What you need to work on is accepting the truth as
it is each moment. Your daughter and others
are being who they are perfectly.
Allowing her to be real without resistance is very hard
for people as we have been incorrectly taught to
resist, control and change the world which is
why we are all so upset and unhappy with life as
it really is.
I suggest you watch some Byron Katie videos on youtube
and over time the futility of trying to change the world
and people outside of you will become more apparent.

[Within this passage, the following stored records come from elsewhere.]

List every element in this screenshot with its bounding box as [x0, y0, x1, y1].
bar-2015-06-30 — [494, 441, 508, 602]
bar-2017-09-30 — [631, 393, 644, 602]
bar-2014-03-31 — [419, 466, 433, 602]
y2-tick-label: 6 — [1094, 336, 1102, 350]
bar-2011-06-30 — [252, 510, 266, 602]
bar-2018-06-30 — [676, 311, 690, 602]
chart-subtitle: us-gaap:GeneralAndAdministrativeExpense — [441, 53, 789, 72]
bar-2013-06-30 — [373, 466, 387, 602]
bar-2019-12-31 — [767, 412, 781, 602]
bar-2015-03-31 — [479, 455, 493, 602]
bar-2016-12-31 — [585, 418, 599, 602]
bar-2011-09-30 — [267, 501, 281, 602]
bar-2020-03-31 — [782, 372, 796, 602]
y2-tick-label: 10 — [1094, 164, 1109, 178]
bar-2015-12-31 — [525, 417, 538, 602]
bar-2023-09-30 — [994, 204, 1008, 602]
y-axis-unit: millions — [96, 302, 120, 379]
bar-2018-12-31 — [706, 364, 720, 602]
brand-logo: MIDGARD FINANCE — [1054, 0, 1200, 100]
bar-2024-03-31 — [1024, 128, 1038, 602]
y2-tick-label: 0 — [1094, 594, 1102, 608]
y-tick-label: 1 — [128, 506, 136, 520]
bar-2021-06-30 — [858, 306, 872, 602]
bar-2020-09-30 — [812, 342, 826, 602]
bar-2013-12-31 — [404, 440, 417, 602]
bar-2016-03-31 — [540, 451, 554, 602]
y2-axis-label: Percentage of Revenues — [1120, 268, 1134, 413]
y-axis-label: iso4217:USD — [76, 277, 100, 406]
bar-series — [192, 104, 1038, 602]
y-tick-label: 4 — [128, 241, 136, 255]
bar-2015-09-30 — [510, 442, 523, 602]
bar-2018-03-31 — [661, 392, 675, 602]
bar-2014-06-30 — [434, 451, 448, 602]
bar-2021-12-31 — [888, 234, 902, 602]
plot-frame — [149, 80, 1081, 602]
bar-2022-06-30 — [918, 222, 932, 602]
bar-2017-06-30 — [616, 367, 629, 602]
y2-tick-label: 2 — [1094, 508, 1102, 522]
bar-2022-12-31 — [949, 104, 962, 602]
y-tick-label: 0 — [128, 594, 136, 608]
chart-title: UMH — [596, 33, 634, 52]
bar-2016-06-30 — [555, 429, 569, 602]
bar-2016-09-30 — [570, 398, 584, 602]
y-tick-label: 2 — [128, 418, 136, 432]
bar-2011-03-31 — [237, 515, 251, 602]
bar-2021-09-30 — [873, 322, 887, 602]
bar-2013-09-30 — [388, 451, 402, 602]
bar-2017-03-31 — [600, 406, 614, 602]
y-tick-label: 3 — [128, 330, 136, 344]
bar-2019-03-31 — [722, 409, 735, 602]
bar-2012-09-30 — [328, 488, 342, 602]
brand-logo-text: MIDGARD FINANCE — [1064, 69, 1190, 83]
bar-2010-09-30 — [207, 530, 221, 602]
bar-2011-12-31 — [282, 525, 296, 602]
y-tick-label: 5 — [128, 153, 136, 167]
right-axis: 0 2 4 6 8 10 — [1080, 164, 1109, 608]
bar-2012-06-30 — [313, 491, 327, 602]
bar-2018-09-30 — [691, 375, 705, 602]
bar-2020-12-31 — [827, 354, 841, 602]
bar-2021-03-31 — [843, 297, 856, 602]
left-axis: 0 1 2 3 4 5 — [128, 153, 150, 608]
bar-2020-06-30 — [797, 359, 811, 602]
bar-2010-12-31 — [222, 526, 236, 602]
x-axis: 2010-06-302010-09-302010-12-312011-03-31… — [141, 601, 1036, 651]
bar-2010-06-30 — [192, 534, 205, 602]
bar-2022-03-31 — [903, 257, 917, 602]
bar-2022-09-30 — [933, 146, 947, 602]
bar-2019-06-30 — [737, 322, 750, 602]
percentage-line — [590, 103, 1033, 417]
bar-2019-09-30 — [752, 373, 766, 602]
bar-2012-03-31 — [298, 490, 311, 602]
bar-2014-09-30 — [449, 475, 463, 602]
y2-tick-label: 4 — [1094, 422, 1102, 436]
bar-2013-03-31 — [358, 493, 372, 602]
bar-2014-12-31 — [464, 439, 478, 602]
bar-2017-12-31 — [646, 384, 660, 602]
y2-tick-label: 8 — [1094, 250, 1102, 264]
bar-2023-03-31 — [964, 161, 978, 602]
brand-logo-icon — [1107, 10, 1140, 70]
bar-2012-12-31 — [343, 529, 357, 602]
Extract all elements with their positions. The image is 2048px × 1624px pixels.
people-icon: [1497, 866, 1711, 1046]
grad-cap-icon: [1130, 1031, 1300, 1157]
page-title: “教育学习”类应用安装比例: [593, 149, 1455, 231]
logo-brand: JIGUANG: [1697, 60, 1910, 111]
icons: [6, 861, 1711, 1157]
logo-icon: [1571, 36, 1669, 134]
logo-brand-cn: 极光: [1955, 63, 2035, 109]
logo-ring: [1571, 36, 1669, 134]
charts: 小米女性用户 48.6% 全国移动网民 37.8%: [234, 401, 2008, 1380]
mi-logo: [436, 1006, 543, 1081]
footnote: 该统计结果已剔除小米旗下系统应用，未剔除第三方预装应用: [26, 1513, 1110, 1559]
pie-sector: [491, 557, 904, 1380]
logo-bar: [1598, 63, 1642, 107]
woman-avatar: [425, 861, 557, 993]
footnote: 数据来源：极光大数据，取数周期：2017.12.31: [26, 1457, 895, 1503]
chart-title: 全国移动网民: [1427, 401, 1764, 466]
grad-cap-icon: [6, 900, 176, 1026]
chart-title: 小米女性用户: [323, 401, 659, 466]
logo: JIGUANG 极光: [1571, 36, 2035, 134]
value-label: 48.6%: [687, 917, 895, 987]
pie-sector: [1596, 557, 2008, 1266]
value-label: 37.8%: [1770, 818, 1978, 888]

No, she does not have to acknowledge her debts to you
for you feel at peace, you must let go of the concern
and resentments you hold about that event.
There is nothing she has to do for you to accept things
as they are now and go on in total peace, all you have
to do is give her and others the space they need.
You do not need to forgive anyone, you need to let
go of the perception that you were ever hurt.
Your own thoughts are where all the pain lies,
change those thoughts and the pain and the problems are gone.
We all have this human disease of wrong thinking, it has
kept us prisoners to pain for decades.
Thoughts are not reality, we make them up
and think they are real.
I realize these concepts run against much of what you
may believe or have been taught in the past.
It is time to question old ideas that do not work.
You can group counsel all day but that will
not change how your family decides to act.
They will all be as they are until that changes,
go with the flow, let it be okay for people to be real,
let go of the hurtful thoughts. You are strong parents
and what is so important about amends anyway?
What is so important about money? It comes and goes.
You can hold the demands, the grudges, the "shoulds"
as long as you want, it's your pain to have or let go.
Other people might even agree with your ideas but
they don't have to live with what you feel.
They will say you are justified in wanting her
to admit her mistakes, yeah we are right and she
is wrong, that is a great ego builder.
you can say I've had enough of this pain and I am
just going to accept that these things happen
in families, I choose love instead of doing
what everybody thinks is appropriate in our
I set everybody free and so free myself.
It is a new idea and a new choice, but completely
up to you as sometimes our pain feels like an old friend
we are reluctant to give up. That's okay too for now.
All this is intended warmly and with good intensions.